First order elimination – when the elimination is not saturable, the rate of elimination is proportional to concentration. The more you give the more is cleared.
Zero order kinetics – the rate of elimination is constant regardless of concentration of the drug.
Mixed order means it behaves differently at different ranges of concentration
Most drugs when the dose is high enough elimination is saturated–> clearance will vary with concetration
Capacity limited is when blood flow to an organ doesn’t limit elimination
Rate of elimination = (Vmax x C)/(Km + C) Vmax = max elimination capacity, Km = drug concentration at which rate of elimination is 50% of max.
- Eg ethOH, phenytoin, asprin – if dose rate surpasses elimination capacity – concentration will keep increasing as long as you keep dosing.
Flow dependent elimination
- The drugs are cleared so well most of the drug is eliminated on first pass through the organ.
- Elimination of these drugs depend on the rate of drug delivery to the organ.
- Eg propanolol, verapamil
Half-life
- Time required to halve the amount of drug in the body during elimination
- T1/2 = 0.7xVd/Clearance
Bioavailability – percentage of unchanged drug reaching systemic circulation following administration by any route. Affected by absorption and first pass metabolism.
Systemic clearance is not affected by bioavailability.
First-pass elimination.
Drug metabolism in gut wall, in portal blood or most commonly Hepatic clearance of drug from portal circulation prior to reaching systemic circulation
Extraction ratio – expression of the effect of first pass metabolism on bioavailability
- ER = Liver Clearance/hepatic blood flow
Systemic bioavailability = extent of absorption x(1-ER)
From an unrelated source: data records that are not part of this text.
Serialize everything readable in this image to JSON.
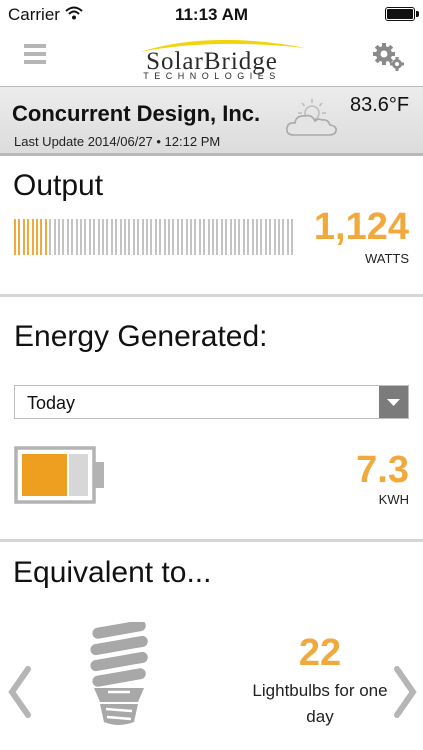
{
  "status_bar": {
    "carrier": "Carrier",
    "time": "11:13 AM",
    "wifi_icon": "wifi-icon",
    "battery_icon": "battery-full-icon"
  },
  "nav": {
    "menu_icon": "hamburger-menu-icon",
    "brand": "SolarBridge",
    "brand_sub": "TECHNOLOGIES",
    "settings_icon": "gear-icon"
  },
  "site": {
    "name": "Concurrent Design, Inc.",
    "last_update": "Last Update 2014/06/27 • 12:12 PM",
    "weather_icon": "partly-cloudy-icon",
    "temperature": "83.6°F"
  },
  "output": {
    "title": "Output",
    "value": "1,124",
    "unit": "WATTS",
    "level_fraction": 0.125
  },
  "energy": {
    "title": "Energy Generated:",
    "period": "Today",
    "value": "7.3",
    "unit": "KWH",
    "battery_level_fraction": 0.68
  },
  "equivalent": {
    "title": "Equivalent to...",
    "icon": "lightbulb-icon",
    "value": "22",
    "description": "Lightbulbs for one day"
  },
  "colors": {
    "accent": "#f0a93c",
    "bar_inactive": "#c4c4c4",
    "battery_fill": "#ee9f1f",
    "header_bg": "#e4e4e4",
    "dropdown_button": "#7b7b7b"
  }
}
Phase 1 & phase 2 reactions.
- Phase 1 = modification so a reactive and polar group is added to the drug. Can occur via oxidation, reduction, hydrolysis, cyclization
- Phase 2 = conjugation. Drug is combined with charged molecules such as glucuronidation, acetyl, sulfate, glycine. This aims to detoxify and produces more polar product–> more water soluble and easier to renally excrete
Enzyme induction & inhibition – some drugs will induce while others inhibit hepatic enzymes which alter their and other drug metabolism
- Inducers – barbiturates, carbamazepine, glucocorticoids, phenytoin, rifampicin, St Johns wort, poiglitazone
- Inhibitors – diltiazem, erythromycin, clarithromycin, fluconazole, grapefruit juice, ketaconazole
Viva questions:
- Draw a dose/response (or log dose/response) curve.
- Draw the curve after addition of a competitive antagonist / irreversible antagonist / partial agonist.
- Use the dose/response curve to demonstrate the difference between efficacy and potency. (classical viva question)
- How may drug receptors cause a response ?
- Open a channel, activate an enzyme, second messenger system–> protein production
- How do you calculate Loading dose ?
- Loading dose = Vd x target concentration
- How do you calculate Maintenance dose ?
- Dosing rate = clearance rate x target concentration
- Divide this by fraction of bioavailability
- For intermittent dose = dose rate x dose interval(hrs)
- Different dosing intervals will have same average level but different peak and trough levels.
- What is steady state ?
- A steady dose of drug remaining in the body all the time so amount of input = clearance
- Receptor effector coupling
- Receptor occupied by agonist –> conformational change –> steps –> pharmacological response.
- Spare receptors – when you can achieve maximal biological effect without occupying all the receptors (some receptors are spare). Can be spare in number or temporally be spare.
- Tachyphylaxis – respoinsiveness diminishes rapidly after administration of a drug.